Segarra hatte als Kontrolleurin Goldman härter angepackt, als ihren Chefs bei der Zentralbank lieb war – und wurde gefeuert. Doch die ebenso zierliche wie kämpferische Segarra dokumentierte die Missstände bei Fed und Goldman penibel und machte ihre Vorwürfe öffentlich.

Sie sollte vor allem untersuchen, wie die Investmentbank mit Interessenkonflikten umgeht. Sie stellte fest, dass es für solche Fälle bei Goldman nicht die vorgeschriebenen internen Richtlinien gab. Zudem habe die Bank der spanischen Santander geholfen, ihre Kapitalbasis besser darzustellen. Statt Lob von ihren Chefs bekam Segarra jedoch den Auftrag, ihre Berichte abzumildern und Goldman künftig nicht mehr so hart anzugehen. Der Deal mit Santander sei „zwielichtig, aber legal“ gewesen, urteilte ihr Vorgesetzter. Nachdem Segarra erwidert hatte, sie werde ihre Meinung nicht ändern, wurde sie gefeuert.

Was die Behörde zu dem Zeitpunkt nicht wusste: Segarra hatte – in New York ist das legal – etliche Gespräche mit ihren Vorgesetzten aufgezeichnet. Sie zeigen, wie groß die Furcht der Behörde war, Goldman Sachs mit ihrer Kontrolltätigkeit zu verärgern. Just an dem Tag, an dem diese Aufnahmen von US-Medien veröffentlicht wurden, präsentierte Goldman Sachs eine neue Richtlinie für Interessenkonflikte.

Bedenkliche Nähe zwischen Bank und Kontrollbehörde

In der gleichen Woche – Zufall oder nicht – endete ein obskurer Informationsaustausch zwischen einem Mitarbeiter von Goldman Sachs und einem Fed-Mann. Der Banker, der zuvor sieben Jahre bei der Aufsicht gearbeitet hatte, ließ sich von einem seiner Ex-Kollegen über Monate wieder vertrauliche Informationen zukommen. Ob oder wie Goldman diese nutzte, ist nicht bekannt. Nach dem Auffliegen des Lecks wurden beide Mitarbeiter entlassen, nun ermitteln FBI und Staatsanwaltschaft.

Der Fall Segarra und die heimliche Connection zwischen dem Goldman-Mitarbeiter und der Aufsicht belegen eine bedenkliche Nähe, die die Bank zur Kontrollbehörde aufgebaut hat. Überrascht hat das an der Wall Street allerdings die wenigsten. Dass die Aufsicht bei großen Instituten oft Milde walten lässt, ist dort ein offenes Geheimnis. Ein Grund ist, dass Banken an der Auswahl des Führungspersonals selbst beteiligt sind: Viele ihrer Kontrolleure können sie laut Gesetz selbst bestimmen.
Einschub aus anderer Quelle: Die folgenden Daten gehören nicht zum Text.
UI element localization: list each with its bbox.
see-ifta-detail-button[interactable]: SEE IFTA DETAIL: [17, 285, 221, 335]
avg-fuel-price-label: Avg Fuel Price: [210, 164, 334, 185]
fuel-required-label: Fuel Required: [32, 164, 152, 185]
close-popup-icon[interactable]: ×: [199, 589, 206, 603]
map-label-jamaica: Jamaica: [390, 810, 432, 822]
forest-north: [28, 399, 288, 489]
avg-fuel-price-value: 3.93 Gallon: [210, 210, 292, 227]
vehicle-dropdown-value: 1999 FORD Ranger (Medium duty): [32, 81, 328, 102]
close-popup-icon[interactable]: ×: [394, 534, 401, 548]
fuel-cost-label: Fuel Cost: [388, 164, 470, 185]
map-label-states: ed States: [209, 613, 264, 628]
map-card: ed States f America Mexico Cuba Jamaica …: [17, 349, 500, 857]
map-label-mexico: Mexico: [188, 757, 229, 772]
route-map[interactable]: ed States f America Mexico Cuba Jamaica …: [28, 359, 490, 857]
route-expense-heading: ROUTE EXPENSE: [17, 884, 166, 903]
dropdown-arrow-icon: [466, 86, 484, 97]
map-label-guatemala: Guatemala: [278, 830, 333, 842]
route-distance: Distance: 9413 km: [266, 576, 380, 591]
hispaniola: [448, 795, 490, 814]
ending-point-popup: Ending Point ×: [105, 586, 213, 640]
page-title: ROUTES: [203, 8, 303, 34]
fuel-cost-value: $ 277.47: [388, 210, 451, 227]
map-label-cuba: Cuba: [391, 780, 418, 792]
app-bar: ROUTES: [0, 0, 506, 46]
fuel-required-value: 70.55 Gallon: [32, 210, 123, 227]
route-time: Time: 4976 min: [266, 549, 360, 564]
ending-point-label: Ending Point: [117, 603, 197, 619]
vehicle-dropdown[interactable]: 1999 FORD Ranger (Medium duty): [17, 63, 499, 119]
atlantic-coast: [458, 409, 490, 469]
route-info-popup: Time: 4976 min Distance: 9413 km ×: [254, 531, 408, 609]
Herz der Finsternis? 2010 hat Goldman Sachs die 230 Meter hohe Zentrale in New York City bezogen. Quelle: REUTERS

Es liegt aber auch an der Drehtür zwischen Banken und Aufsicht: Die Behörden kaufen gern Banker ein, weil sie die Fachkenntnisse für die Überwachung mitbringen. Umgekehrt sind erfahrene Aufseher bei den Banken willkommen, denn sie wissen, wen und was die Kontrollbehörden im Visier haben. „Man hat immer geahnt, dass die Aufseher von den Banken gesteuert werden“, sagt der Bestsellerautor und Wall-Street-Kritiker Michael Lewis: „Nun“ – also seit dem Segarra-Fall – „weiß man es.“

Perfekt in dieses Bild passt die Vita des Chefs der New Yorker Zentralbank, William Dudley: Bevor er Börsenaufseher wurde, war er mehr als zwei Jahrzehnte lang Partner, Managing Director und Volkswirt – bei Goldman Sachs.